C’était, en quelque sorte, une légère offense pour Fuentes, qui avait utilisé DLive pour diffuser son podcast America First, une émission de diatribe dans laquelle il faisait la promotion de points de discussion fatigués des nationalistes blancs, tout en attaquant des conservateurs de premier plan, tels que Ben Shapiro, pour être trop mou. (Fuentes a nié qu’il est un nationaliste blanc.) Dans un flux, fait quelques jours seulement avant l’émeute du Capitole, Fuentes a pesté contre les législateurs républicains, en disant: Qu’allons-nous leur faire? Que pouvons-nous faire, toi et moi, à un législateur d’État à part le tuer ?

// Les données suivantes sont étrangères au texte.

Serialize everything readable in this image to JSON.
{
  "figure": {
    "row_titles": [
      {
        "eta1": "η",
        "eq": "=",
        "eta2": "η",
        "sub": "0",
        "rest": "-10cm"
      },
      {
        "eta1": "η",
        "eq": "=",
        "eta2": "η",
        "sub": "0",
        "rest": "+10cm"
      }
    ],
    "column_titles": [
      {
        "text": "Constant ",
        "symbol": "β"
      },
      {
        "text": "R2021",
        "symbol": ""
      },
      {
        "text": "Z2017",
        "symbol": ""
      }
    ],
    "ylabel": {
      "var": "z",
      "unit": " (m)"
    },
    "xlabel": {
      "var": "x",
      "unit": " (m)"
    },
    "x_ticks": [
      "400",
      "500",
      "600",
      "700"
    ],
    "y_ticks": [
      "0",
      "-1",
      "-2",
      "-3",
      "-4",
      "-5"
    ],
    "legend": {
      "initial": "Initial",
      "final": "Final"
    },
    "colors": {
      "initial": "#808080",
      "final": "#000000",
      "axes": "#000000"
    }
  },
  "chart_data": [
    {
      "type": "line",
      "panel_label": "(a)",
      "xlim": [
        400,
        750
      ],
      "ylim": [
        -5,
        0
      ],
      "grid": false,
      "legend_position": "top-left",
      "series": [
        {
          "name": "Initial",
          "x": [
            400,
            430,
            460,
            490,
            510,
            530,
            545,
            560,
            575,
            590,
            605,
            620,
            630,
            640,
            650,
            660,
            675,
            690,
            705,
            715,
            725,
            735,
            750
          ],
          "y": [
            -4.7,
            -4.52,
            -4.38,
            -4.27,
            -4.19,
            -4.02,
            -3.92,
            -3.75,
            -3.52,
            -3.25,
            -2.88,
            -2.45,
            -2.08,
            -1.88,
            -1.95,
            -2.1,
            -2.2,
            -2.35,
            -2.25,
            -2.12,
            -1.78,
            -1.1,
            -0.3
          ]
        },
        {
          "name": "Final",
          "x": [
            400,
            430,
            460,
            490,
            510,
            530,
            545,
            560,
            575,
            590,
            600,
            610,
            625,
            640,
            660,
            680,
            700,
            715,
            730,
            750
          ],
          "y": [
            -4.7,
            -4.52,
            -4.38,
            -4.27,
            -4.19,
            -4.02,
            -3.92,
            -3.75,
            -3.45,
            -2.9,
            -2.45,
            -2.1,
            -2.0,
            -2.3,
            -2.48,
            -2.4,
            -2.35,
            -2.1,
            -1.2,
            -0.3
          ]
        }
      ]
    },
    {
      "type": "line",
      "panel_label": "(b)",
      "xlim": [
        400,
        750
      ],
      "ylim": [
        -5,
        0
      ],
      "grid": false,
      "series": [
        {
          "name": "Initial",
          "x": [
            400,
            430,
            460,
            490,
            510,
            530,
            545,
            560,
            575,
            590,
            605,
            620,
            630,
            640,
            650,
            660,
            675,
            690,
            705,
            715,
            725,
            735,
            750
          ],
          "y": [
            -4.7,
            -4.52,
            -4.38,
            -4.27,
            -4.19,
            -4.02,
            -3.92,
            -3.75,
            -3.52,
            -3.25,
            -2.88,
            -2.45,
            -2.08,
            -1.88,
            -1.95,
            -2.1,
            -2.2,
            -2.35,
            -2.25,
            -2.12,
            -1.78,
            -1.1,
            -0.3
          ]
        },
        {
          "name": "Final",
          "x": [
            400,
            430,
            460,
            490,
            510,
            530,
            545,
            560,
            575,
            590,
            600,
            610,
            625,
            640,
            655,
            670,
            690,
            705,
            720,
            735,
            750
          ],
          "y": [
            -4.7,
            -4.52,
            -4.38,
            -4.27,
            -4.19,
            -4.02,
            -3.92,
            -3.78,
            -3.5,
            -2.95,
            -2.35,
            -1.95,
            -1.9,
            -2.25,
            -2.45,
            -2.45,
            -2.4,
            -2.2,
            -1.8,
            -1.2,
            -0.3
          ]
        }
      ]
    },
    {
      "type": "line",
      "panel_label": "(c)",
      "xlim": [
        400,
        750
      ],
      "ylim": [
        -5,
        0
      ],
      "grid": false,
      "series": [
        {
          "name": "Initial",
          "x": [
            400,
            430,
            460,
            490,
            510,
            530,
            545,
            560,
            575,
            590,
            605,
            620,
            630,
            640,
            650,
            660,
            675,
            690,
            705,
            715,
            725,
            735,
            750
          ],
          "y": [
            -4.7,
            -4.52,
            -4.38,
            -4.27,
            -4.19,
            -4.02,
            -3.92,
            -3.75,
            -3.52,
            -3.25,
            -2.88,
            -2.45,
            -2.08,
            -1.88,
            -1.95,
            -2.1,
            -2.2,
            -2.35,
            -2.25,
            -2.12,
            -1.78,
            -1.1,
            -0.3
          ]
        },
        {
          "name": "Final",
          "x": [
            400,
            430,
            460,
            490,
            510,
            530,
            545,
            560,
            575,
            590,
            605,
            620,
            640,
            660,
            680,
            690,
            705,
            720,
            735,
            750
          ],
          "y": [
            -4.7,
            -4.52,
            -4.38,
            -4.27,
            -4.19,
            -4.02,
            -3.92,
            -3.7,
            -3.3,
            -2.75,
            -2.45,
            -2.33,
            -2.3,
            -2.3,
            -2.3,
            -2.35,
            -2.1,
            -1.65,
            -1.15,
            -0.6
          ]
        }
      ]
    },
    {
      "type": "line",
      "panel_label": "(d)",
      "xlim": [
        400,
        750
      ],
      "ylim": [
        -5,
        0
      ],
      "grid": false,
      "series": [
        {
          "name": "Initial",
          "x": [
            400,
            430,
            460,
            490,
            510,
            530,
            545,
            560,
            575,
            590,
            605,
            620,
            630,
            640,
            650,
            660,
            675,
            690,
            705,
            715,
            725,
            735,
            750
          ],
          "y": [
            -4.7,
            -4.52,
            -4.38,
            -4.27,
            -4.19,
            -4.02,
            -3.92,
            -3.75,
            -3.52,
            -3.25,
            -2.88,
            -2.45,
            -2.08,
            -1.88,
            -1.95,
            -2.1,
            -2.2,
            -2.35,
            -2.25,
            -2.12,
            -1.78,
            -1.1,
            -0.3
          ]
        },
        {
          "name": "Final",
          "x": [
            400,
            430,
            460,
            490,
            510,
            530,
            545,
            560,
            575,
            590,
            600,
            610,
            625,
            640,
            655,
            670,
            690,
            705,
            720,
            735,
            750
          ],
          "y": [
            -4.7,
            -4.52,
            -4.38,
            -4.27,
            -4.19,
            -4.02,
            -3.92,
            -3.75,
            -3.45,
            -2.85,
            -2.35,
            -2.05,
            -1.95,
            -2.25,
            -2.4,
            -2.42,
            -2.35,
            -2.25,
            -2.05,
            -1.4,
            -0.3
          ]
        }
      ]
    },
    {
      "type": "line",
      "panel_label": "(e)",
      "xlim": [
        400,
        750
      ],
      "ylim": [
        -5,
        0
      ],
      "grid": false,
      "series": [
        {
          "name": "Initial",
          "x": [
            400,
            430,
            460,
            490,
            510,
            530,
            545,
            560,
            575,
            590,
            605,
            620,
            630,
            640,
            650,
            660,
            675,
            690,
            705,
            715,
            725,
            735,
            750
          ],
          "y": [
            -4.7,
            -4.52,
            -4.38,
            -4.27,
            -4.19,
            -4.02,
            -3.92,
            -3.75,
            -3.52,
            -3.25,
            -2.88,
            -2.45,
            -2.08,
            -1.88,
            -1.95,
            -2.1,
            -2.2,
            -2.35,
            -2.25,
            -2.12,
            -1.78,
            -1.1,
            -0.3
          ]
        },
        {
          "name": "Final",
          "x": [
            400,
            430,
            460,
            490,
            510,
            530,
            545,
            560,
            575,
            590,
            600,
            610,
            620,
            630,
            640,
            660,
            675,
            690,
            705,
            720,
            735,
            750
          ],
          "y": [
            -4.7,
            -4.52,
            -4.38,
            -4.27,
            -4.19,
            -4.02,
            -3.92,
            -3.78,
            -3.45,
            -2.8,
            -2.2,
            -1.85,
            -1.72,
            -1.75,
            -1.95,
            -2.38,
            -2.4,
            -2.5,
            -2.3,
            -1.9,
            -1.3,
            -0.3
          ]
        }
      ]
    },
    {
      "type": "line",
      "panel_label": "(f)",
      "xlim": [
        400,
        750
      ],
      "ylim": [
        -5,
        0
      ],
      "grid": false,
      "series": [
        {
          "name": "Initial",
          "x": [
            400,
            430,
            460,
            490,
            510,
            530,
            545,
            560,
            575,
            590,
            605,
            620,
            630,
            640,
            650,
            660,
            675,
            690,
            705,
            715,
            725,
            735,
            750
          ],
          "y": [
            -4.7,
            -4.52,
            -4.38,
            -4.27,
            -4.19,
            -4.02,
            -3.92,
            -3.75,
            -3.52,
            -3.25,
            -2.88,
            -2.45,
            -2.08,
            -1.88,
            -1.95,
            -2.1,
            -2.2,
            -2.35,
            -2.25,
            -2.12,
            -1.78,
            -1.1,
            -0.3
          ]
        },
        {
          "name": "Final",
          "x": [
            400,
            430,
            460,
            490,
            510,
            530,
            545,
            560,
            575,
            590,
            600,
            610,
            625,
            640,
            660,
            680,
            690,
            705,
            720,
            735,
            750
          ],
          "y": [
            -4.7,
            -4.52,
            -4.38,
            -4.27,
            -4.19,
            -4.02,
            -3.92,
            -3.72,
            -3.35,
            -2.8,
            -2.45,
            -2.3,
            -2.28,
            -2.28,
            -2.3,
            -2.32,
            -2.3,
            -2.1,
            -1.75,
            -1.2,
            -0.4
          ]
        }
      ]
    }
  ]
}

Le public cible d’America First est jeune. Dans une interview avec le Washington Poster, en 2019, Fuentes a décrit ses disciples comme Zoomersou le groupe démographique des moins de vingt-cinq ans que nous appelons la génération Z. Fuentes était l’un des streamers les plus regardés sur DLive, qui est devenu un foyer de pensée extrémiste depuis que YouTube et Twitch ont commencé à sévir contre discours de haine. Et, grâce à la fonction de don des plateformes, Fuentes aurait gagné plus de soixante et un mille dollars sur une période de sept mois en 2020 grâce à sa ruche de trolls, qui se font appeler Groypers, un nom tiré de l’alt- Doppelgnger droit de Pepe la grenouille.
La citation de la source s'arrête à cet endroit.